Wednesday, August 5, 2009

Modlitwa do Egona Schiele


Sonet.

Z cyklu: SOLILOKWIA

Mały bożku szkarlatyn, trujący Hermesie,
zasadźco drapieżników, korzeniu dynastii,
chciałbym wielbić cię w ciszy, daj mi imię, nazwij,
będę twoją nagością, lecz zostaw mnie wreszcie.

Odejdziesz, kiedy powiem, że jesteś jak pająk
w ubraniach moich bliskich, nie zaprotestujesz,
bo w głosie poznasz groźbę, sto słońc zawiruje
jak w Fatimie, nóż wepchnę w twoją świętą radość.

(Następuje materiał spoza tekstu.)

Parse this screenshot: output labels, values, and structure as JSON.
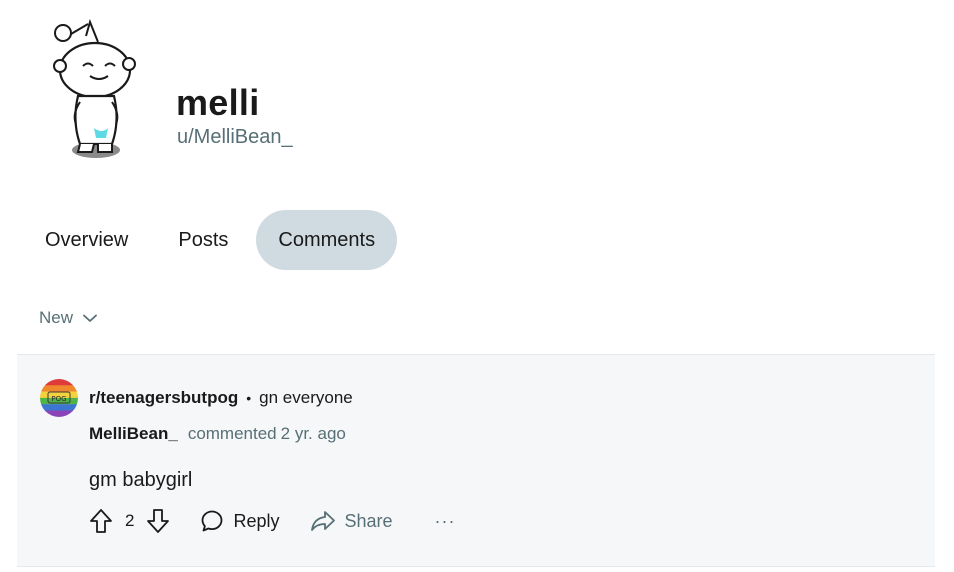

Pasterzu, centurionie, modlę się do ciebie,
choć zdradziłeś kapłana, on w tobie przeżyje,
zamaluję, Egonie, wiekuisty szczepie,

płótna twoje w kawiarniach i akty jak żmije,
za wszystko zmówię kadysz, taki, który krzepnąc
na proszku twoich bioder, w końcu cię zabije.

Łeba, 5.08.2009r.

2 comments:

Anonymous said...

Nie chciałbym, żeby zabrzmiało to jak wymądrzanie, ale zauważyłem parę razy odstępstwo sylabiczne, tutaj np. w pierwszym wersie ostatniej strofy naruszenie średniówki, nie wiem, czy to zamierzony zabieg, tak samo w trzeciej strofie pojawia się 14 zgłosek, jak na regularny sonet to raczej niedopuszczalne, tyle odnośnie formy, co do treści, nie jestem kompetentny, choć koncepcja ut pictura poesis całkiem mi się podoba i wzbudza mój szacunek.

Karol Samsel said...

Dziękuję, Michał. To nieocenione uwagi - sam często z racji braku dystansu nie widzę niekonsekwencji sylabicznych, choć staram się ich unikać. O ile przedłużenie w dziesiątym wersie można by tłumaczyć hiperkataleksą, o tyle już w dwunastym naddatek jest nieuzasadniony. Wprowadziłem poprawki. Pozdrawiam.